The Long Way Home(31)



She smiled at the memory.

“Things changed after that. I wasn’t exactly accepted, but neither was I mocked. Not so much, anyway.”

Myrna had no idea Peter had done that. He’d always seemed slightly superficial to her. Handsome, physically strong. And he knew the right things to say, to appear thoughtful. But there was a weakness about the man.

“Can I give you some advice?” Professor Massey asked.

Clara nodded.

“Go home. Not to wait for him, but go home and get on with your life and your art. And trust that he’ll meet you there, when he’s found what he’s looking for.”

“But what’s he looking for? Did he tell you?” Clara asked.

Professor Massey shook his head. “I’m sorry.”

“Why Dumfries?” asked Myrna.

The two artists turned to her.

“I can understand Paris and the other places,” she continued. “But why a small town in Scotland? He’d just returned from there when he came to see you. Did he tell you about his trip?”
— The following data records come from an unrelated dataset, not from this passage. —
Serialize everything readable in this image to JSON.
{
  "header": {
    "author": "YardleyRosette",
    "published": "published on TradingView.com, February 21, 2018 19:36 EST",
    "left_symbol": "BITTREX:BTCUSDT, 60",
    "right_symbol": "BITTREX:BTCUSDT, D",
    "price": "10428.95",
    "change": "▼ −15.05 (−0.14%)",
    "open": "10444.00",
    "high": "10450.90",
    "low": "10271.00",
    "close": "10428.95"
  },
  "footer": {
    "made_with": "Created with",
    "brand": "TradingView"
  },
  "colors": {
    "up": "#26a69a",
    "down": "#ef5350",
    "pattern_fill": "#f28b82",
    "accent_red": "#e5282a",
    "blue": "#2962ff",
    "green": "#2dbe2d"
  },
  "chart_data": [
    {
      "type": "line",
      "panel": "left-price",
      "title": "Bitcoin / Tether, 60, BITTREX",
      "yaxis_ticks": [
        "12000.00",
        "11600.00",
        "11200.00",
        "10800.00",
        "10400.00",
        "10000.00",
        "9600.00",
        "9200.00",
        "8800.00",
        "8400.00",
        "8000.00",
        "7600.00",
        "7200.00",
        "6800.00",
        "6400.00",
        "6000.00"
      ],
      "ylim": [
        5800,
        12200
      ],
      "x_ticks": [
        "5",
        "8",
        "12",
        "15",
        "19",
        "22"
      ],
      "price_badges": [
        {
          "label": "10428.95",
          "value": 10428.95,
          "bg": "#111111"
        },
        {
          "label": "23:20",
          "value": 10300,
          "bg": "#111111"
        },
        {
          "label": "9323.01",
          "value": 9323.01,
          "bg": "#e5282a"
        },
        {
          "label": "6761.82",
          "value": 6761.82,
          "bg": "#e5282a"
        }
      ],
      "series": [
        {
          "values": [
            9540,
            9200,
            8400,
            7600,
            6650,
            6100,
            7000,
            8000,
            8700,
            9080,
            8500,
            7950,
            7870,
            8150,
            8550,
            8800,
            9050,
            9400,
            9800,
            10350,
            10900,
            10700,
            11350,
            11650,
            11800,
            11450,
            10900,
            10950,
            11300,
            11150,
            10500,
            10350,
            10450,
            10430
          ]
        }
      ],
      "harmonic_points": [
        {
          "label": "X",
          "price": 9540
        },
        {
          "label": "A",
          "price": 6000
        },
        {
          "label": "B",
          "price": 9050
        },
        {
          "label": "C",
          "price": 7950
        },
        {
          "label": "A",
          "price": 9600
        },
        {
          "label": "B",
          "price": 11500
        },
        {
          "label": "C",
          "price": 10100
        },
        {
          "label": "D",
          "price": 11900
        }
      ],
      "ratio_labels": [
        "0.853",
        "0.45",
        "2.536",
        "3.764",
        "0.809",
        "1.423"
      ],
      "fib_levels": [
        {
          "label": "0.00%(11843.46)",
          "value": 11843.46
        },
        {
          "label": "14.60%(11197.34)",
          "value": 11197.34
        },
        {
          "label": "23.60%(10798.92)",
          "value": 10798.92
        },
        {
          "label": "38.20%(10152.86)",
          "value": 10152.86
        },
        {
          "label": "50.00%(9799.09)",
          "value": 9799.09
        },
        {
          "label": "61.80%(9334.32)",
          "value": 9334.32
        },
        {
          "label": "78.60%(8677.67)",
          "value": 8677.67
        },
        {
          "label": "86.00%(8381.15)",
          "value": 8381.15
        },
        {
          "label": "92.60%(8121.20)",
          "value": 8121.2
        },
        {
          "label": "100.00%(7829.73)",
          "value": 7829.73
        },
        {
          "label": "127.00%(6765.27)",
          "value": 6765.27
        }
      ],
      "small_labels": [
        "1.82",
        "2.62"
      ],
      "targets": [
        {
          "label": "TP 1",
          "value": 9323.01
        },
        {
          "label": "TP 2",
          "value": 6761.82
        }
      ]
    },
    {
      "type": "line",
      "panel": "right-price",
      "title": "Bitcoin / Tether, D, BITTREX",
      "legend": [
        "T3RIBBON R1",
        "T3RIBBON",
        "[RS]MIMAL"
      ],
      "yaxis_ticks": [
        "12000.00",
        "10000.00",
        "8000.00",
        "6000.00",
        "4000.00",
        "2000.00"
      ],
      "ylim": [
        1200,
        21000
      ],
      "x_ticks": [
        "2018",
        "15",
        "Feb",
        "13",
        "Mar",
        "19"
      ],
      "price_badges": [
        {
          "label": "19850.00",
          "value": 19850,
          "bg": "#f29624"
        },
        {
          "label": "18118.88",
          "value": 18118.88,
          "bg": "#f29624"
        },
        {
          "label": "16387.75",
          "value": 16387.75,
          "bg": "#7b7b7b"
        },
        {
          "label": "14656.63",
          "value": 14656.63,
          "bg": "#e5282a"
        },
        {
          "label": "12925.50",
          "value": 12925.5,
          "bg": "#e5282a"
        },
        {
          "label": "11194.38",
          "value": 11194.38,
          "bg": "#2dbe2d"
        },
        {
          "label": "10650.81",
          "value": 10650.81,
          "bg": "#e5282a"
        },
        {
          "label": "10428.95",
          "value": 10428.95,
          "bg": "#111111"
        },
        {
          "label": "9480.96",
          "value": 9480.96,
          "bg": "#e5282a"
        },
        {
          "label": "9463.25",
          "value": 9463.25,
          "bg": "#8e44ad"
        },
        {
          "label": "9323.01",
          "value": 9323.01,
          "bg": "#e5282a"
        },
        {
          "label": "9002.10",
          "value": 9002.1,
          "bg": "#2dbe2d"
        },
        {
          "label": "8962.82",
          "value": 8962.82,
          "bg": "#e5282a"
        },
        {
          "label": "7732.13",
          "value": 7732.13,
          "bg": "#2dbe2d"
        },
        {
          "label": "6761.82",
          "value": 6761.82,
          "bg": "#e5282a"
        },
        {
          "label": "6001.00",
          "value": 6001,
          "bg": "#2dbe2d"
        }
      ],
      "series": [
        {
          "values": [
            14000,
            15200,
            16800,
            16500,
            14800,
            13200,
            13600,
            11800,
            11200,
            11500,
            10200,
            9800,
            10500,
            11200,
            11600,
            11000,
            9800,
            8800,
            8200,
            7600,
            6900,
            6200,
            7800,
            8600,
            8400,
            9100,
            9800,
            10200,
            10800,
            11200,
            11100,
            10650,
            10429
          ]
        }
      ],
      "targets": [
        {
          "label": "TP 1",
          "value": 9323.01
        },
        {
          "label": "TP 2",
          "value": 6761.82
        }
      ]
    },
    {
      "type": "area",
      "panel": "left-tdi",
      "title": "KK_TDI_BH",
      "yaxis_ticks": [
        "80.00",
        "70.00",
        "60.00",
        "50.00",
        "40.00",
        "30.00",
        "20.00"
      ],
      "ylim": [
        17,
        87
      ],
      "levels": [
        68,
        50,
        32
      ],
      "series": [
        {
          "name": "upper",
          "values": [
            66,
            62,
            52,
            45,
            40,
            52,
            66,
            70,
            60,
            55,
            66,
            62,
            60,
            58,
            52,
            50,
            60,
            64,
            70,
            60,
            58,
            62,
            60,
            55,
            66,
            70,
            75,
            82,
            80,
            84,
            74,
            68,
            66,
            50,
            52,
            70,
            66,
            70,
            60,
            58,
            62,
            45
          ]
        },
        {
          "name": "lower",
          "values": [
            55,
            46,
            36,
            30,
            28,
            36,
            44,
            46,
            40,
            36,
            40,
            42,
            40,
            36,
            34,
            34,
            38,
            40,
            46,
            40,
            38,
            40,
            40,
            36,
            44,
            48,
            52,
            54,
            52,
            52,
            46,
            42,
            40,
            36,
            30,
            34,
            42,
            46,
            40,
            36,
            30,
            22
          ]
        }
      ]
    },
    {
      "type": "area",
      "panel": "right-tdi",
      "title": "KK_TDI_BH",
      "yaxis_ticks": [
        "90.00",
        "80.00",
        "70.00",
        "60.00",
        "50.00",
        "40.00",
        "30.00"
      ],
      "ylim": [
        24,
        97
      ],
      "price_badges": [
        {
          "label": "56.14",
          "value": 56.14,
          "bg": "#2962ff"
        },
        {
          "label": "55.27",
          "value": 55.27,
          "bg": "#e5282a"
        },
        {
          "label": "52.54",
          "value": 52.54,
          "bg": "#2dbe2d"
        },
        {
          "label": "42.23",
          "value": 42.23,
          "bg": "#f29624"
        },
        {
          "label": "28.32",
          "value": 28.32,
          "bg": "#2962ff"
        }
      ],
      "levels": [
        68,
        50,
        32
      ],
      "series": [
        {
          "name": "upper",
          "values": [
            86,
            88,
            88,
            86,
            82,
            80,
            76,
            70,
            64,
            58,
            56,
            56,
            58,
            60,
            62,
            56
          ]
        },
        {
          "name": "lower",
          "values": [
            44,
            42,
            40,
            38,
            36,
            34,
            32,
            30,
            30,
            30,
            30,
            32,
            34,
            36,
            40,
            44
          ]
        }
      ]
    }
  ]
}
Again the professor shook his head.

“We talked about his time here, at the college,” he said.

“Is there anything that connects all those places he visited?” Clara asked.

“Not that I know of,” said the professor, looking perplexed. “As you say, Paris and Florence and Venice make sense for an artist. But then a small town in Scotland? Did he have family there?”

“No,” said Clara. “Then from here he went to Quebec City. Do you know why?”

“I’m sorry,” said the professor, and looked terribly sad. Myrna began to feel they were harassing the elderly man, haranguing him for answers he so clearly didn’t have.

She walked over. “I think we should be going. We have to catch the train back to Montréal.”

At the door, Professor Massey shook Myrna’s hand.

“We should all have a friend like you.”

Then he turned to Clara. “This should be the happiest time of your life. A time of celebration. Makes it all the more painful. It reminds me of Francis Bacon and his triptych.”

Then he brightened. “I’m an idiot. I just heard that one of our professors had to drop out because of illness. He taught painting and composition to first-year students. You’d be perfect for it. I know you should be teaching a much more advanced class”—he held up his hand as though to ward off Clara’s objections—“but believe me, by the time they get to third year they’re insufferable. But the new students? That’s exciting. And they’d adore you. Interested?”

Clara had a sudden image of standing in a large studio, like this. Her own studio at the college. Her own sofa, her own fridge stocked with contraband beer. Guiding eager young men and women. Emerging artists.

She’d make sure that what was done to her wasn’t done to them. She’d encourage them. Defend them. No Salon des Refusés for them. No mocking, no marginalizing. No pretending to encourage creativity, when all the college really wanted was conformity.

They’d come to her studio on Fridays and drink beer and talk nonsense. They’d throw around ideas, philosophies, predictions, bold and half-baked plans. It would be her own salon. A Salon des Acceptés.

And she would be the gleaming center. The world-renowned artist, nurturing them.

She would have arrived.

“Think about it,” Professor Massey said.

“I will,” said Clara. “Thank you.”

* * *

Dr. Vincent Gilbert lived in the heart of the forest. Away from human conflict, but also away from human contact. It was a compromise he was more than happy to make. As was the rest of humanity.

Gamache and Gilbert had met many times over the years and, against all odds, isolation and a life dedicated just to himself had not improved Dr. Gilbert’s people skills.

“What do you want?” Gilbert asked, looking out from under a straw hat he might have stolen from Beauvoir’s horse on an earlier visit.

He was in the vegetable garden and looked, to Gamache, more and more like a biblical prophet, or a madman. Gilbert wore a once white, now gray, nightshirt down to mid-calf, and plastic sandals he could hose off. Which was a good thing, because he was up to his ankles in compost.

“Can’t a neighbor come to visit?” asked Gamache, after securing his mount to a tree.

“What do you want?” Dr. Gilbert repeated, straightening up and walking toward them.

“Drop the act, Vincent,” said Gamache with a laugh. “I know you’re happy to see me.”

“Did you bring me anything?”

Gamache gestured toward Beauvoir, whose eyes widened.

“You know I’m a vegetarian,” said Gilbert. “Anything else?”

Gamache reached into his saddlebags and pulled out a brown paper bag and the map.

“Welcome, stranger,” said Gilbert. He grabbed the paper bag, opened it, and inhaled the aroma of the croissants.

Tossing one precious pastry into the woods, without explanation, he took the rest into his log cabin, followed by Gamache and Beauvoir.

* * *

The train lurched forward but was soon traveling swiftly and smoothly toward Montréal.

“What was that about Francis Bacon?” Myrna asked. The steward had taken their lunch order. “I’m presuming he meant the twentieth-century painter and not the sixteenth-century philosopher.”